Waktu yang dihabiskan kerja berkaitan dengan penurunan produktivitas. Artinya semakin Anda kebanyakan kerja, semakin jadi enggak produktif. Ini dibuktikan dalam sebuah penelitian yang dilakukan di Stanford bahwa bekerja 70 jam seminggu tidak akan bisa menyelesaikan lebih banyak pekerjaan daripada rekan-rekannya yang bekerja 56 jam per minggu. Karena, menurut Simon, pekerja tidak dirancang untuk menjadi produktif setiap menit setiap harinya. Disarankan, jika banyak tugas yang harus diselesaikan, buatlah daftar tugas dari yang paling prioritas ke yang tambahan.

3. Kurang tidur dan kelelahan pada siang hari

Formula yang paling sederhana, Anda perlu cukup tidur agar bekerja secara efektif. Kalau kelelahan, justru malah sulit tidur dan membuat Anda jadi pemarah. Selain itu, bisa meningkatkan risiko kronis, seperti diabetes tipe 2 dan penyakit jantung.

Menurut The Atlantic, keseimbangan kerja-istirahat perlu dibiasakan. Bekerja selama 52 menit dan istirahat 17 menit sepanjang hari. Waktu istirahat bisa diisi dengan jalan-jalan sekitar ruang kerja, berbicara dengan teman, melakukan peregangan ringan.

4. Jadi lebih sensitif

Bekerja terlalu banyak berdampak buruk pada kesehatan mental. Satu studi mencatat bahwa pekerja dengan 11 jam sehari, dapat lebih mungkin mengalami depresi daripada mereka yang bekerja selama 7-8 jam sehari.

Jikapun banyak tugas Anda, penting untuk memperhatikan kesehatan diri. Simon menyarankan untuk meditasi kesadaran atau menggunakan aplikasi meditasi untuk mengurangi ketegangan di tengah bekerja.

5. Kerja jantung lebih berat

Stres kerja dapat melepaskan hormon kortisol yang membuat jantung bekerja lebih keras. Pada gilirannya meningkatkan risiko stroke, penyakit arteri koroner, diabetes tipe 2, dan bahkan kanker. Untuk tetap bugar selama bekerja, Anda bisa membuat tubuh tetap aktif. Misalnya lakukan ‘olahraga meja’ dengan gerakan ringan.

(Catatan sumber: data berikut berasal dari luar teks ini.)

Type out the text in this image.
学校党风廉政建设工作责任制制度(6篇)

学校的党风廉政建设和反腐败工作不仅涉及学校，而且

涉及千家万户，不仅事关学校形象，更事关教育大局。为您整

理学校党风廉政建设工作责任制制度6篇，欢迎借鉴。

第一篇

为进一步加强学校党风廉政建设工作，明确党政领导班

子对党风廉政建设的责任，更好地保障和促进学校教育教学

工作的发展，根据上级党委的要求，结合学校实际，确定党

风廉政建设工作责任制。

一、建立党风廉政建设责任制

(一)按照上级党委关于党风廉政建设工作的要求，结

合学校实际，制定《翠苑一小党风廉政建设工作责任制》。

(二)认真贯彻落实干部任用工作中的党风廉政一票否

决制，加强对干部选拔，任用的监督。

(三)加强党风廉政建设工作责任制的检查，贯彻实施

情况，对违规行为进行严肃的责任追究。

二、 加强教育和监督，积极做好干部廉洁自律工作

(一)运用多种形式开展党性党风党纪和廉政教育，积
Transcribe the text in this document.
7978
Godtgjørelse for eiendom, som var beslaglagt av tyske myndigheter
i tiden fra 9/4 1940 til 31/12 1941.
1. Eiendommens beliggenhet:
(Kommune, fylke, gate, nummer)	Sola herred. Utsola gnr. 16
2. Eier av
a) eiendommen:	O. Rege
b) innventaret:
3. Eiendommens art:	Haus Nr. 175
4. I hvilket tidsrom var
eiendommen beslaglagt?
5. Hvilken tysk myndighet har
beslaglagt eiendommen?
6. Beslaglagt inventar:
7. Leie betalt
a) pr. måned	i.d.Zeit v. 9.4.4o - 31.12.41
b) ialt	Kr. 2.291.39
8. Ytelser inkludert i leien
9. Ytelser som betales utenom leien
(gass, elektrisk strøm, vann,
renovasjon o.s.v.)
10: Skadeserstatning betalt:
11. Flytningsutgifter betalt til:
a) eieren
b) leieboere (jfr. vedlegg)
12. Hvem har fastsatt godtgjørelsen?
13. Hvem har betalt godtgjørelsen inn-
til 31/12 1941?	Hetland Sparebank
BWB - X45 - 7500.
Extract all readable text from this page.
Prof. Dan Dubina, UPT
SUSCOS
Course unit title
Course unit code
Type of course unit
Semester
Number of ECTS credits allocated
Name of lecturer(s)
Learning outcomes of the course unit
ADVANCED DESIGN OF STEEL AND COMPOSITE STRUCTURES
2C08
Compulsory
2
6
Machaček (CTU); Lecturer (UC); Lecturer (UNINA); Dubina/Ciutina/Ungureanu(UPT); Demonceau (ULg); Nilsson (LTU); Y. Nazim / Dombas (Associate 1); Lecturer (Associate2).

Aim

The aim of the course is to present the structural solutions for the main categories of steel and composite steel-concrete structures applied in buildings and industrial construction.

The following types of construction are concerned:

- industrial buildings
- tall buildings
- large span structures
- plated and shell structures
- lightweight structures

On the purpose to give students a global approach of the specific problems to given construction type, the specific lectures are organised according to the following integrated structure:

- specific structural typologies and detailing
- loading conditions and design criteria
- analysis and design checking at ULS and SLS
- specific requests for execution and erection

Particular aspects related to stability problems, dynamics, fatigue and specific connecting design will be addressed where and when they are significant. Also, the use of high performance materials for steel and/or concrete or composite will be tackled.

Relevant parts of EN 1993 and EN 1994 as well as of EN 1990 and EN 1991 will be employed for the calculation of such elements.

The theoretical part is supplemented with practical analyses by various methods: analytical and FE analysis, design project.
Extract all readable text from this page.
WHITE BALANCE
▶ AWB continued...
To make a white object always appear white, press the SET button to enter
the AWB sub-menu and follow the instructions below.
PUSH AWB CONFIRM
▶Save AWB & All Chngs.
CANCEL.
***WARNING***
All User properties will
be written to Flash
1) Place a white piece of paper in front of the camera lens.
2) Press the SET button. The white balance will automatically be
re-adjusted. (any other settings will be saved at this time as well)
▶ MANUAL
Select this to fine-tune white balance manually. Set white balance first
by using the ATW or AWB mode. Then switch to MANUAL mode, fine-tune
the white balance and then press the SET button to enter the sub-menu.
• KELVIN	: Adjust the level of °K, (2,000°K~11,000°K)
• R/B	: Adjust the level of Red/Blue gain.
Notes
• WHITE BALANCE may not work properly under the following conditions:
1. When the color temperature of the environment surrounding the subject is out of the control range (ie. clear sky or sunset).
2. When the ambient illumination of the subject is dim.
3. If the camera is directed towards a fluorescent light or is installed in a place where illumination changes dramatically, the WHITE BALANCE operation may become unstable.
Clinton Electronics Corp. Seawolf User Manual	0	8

6. Punggung dan leher sakit

Dalam sebuah penelitian dalam jurnal Occupational & Environmental Medicine, menemukan bahwa semakin banyak waktu bekerja maka semakin besar risiko sakit punggung. Bagi perempuan, rasa sakit cenderung muncul di leher sedangkan pria di punggung bawah. Ini adalah tanda umum yang disebabkan ketegangan otot.

Pernah mengalami tanda-tanda di atas? Itu artinya perlu mengelola waktu Anda agar tak kebanyakan kerja atau memanfaatkan waktu seefektif mungkin untuk mengurangi risiko buruk pada kesehatan.